阎山的手指不自觉蜷曲起来,体温好像在随着自己耳畔的啸鸣一同离去,她说不清是什么压得她抬不起头,她似乎想解释,想否认,却发现自己没有任何有力的话语能用来反驳。
许诺到现在还耐心地站在这,等着她,是想亲耳听她给的解释,还是想……亲手终结?
“不是……”她清了清嗓子,试图利索地说话。
“不是什么?不是想跟我对着干,不是想搞死我?”许诺替她补完,上前一步,还是那副吊儿郎当的模样,手却覆在了阎山的侧脸。
“我没想接受。”她低声说道。
许诺摩挲了一下她的脸:“那你留着它干嘛?纪念?”
“……别走。”
她像被推到了天平的正中间,一边是接受。这样许诺就可以永远活下去,但代价是来自她的恨意
另一边则是拒绝。这样许诺可能会在某一天再也回不来,但现在摇摇欲坠的美梦还可以持续下去。
许诺没有说话,侧头朝着窗,似乎在凝神细听铃声。阎山明白这场审判要想终结,就必须自己迈出一步。
她压下头晕带来的恶心感,上前一步抱住了许诺:“别走。我不会去的。
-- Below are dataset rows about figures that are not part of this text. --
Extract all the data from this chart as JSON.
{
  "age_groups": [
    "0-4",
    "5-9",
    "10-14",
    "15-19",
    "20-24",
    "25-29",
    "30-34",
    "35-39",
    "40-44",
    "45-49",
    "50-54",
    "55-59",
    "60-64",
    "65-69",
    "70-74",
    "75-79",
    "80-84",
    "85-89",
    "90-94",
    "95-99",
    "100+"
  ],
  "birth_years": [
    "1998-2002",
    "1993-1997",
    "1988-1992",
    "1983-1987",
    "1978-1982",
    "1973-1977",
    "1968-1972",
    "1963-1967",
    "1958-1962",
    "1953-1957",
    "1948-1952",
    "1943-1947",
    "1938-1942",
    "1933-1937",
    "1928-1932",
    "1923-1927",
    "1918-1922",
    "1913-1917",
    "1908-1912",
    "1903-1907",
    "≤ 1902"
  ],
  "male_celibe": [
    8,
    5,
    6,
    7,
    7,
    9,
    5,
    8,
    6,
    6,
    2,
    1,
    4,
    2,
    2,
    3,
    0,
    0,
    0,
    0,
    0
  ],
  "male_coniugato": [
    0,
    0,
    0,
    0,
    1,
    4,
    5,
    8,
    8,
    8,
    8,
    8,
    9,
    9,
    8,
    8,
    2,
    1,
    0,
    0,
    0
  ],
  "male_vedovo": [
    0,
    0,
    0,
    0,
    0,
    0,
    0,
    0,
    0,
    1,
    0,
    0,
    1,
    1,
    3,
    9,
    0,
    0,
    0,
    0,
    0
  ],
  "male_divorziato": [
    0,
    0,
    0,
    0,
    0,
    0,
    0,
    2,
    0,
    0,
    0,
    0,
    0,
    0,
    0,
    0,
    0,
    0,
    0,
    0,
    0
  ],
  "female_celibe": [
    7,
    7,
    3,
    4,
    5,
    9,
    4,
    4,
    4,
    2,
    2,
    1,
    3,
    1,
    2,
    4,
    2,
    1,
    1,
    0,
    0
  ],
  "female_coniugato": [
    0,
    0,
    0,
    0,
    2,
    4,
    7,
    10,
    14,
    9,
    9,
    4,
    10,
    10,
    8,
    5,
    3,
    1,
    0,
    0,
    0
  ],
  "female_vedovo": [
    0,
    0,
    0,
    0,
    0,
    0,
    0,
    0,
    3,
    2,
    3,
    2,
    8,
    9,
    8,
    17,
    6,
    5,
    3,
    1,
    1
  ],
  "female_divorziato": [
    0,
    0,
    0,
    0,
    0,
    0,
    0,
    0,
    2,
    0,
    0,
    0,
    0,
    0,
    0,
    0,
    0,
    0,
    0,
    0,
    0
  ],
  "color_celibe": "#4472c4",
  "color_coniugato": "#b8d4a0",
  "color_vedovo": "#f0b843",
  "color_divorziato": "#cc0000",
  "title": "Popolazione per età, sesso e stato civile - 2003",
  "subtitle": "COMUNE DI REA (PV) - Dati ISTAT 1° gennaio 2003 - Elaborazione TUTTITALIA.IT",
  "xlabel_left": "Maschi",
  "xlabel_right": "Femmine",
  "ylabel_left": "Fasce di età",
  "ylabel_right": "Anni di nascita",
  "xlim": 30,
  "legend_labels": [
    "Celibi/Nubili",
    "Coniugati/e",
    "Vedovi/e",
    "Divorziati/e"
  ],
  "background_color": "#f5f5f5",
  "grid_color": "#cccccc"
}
……好吗?”
“那你撕了它。”许诺的声音远的就像从窗外传来。
“……”阎山收紧了胳膊,许诺感觉到隐隐的窒息。沉默有时候也是一种答案。
她近乎轻柔地一根一根掰开阎山的手指,不容拒绝,又带着一丝最后的慈悲。对方的指尖冰凉汗湿,被掰开又迅速收紧,就像溺水者抓住的那截浮木。
许诺深吸了一口气,对方就像又变回了小时候那个认死理的小孩一般。
“我知道你不想我死。但百花杀被杀的人呢?他们想死吗?”
“他们对待百花杀就像招之即来挥之即去的狗,有用时捧得比天高,正规组织都比不上。没用了就随手一挥,眨眼间就能让我朝夕相处十几年的同伴死于非命。”
这是她到这后说过最长的一段话,阎山埋在她的胸口不抬头,鼻腔里是隐隐约约的血腥味。